3. Pace yourself – If you do it right, Gasparilla is a 8 – 12 hour day. You want to get out there by 10 or 11AM to park and get settled. The parade begins around 2PM and after it ends, around 6, you can head downtown for the concerts or, even better, end up at the Hub. (Best. Bar. Ever.) Which means you need to be able to hang that long and be mobile. Don’t be the guy or girl that everyone has to carry around as the day drags on (or drag around as the day carries on, depending on how much your friends like you).

4. I hope you like walking – It’s theoretically possible not to travel several miles during the course of the day, but unlikely. And not nearly as fun. First you have to park, often far from the action. Then you’ll want to travel the parade route to find “your spot.” If all goes well, you’ll meet up with other friends or make new ones and travel with them to exciting destinations (bars). You want to take it all in so hit Bayshore, then go downtown, shoot over to Harbor Island. Do it right.
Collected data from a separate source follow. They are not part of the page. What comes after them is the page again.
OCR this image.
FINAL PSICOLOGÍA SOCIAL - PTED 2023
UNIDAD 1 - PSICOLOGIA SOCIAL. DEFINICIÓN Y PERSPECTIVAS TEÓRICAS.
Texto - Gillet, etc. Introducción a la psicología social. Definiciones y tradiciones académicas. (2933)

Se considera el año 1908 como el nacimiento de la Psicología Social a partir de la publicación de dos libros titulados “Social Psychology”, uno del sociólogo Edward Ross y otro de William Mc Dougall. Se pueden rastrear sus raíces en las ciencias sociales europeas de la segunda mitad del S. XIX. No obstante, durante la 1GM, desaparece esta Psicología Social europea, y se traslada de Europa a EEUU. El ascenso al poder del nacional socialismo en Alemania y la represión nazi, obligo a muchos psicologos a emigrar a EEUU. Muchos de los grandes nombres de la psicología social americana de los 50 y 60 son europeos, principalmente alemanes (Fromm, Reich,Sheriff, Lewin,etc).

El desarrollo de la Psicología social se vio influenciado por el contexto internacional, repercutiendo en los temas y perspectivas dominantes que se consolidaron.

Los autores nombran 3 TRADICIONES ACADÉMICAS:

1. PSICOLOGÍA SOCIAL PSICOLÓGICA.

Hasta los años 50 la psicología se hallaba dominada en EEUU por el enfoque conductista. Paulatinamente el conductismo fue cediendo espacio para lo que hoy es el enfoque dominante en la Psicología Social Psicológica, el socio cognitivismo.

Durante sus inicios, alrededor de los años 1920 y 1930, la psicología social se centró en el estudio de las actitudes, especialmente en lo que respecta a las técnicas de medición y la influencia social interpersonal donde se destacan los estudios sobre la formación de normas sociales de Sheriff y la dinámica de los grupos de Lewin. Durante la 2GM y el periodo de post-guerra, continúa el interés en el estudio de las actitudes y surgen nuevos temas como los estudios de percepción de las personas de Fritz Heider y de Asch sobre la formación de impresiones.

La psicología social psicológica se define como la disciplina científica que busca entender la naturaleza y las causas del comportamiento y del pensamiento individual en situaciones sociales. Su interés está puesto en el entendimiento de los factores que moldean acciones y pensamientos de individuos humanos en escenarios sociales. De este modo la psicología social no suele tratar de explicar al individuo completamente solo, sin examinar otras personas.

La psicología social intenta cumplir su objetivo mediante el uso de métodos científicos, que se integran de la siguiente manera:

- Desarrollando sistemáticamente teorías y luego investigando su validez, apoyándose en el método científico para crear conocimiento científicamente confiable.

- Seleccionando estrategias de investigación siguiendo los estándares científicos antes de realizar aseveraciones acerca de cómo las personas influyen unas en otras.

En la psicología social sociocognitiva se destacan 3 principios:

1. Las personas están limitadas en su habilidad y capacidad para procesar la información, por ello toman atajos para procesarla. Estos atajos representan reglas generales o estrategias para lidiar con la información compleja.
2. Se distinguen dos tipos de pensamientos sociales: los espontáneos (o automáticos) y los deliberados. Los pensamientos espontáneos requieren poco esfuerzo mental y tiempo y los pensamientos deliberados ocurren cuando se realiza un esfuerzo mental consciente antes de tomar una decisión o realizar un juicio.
5. Backpacks are your friend – The “man” may have banned coolers, but you’ll need to have your provisions. So get a nice hiking backpack and load it up with your liquid refreshments, some snack foods, and cups to work around the container laws (also, if you’re traveling with some ladies, you might want to pack a roll of toilet paper, trust me).

That’s all it really takes for a fun and exhausting Gasparilla experience. Have fun, stay out of trouble, grab some beads and I’ll see you at the Hub around midnight.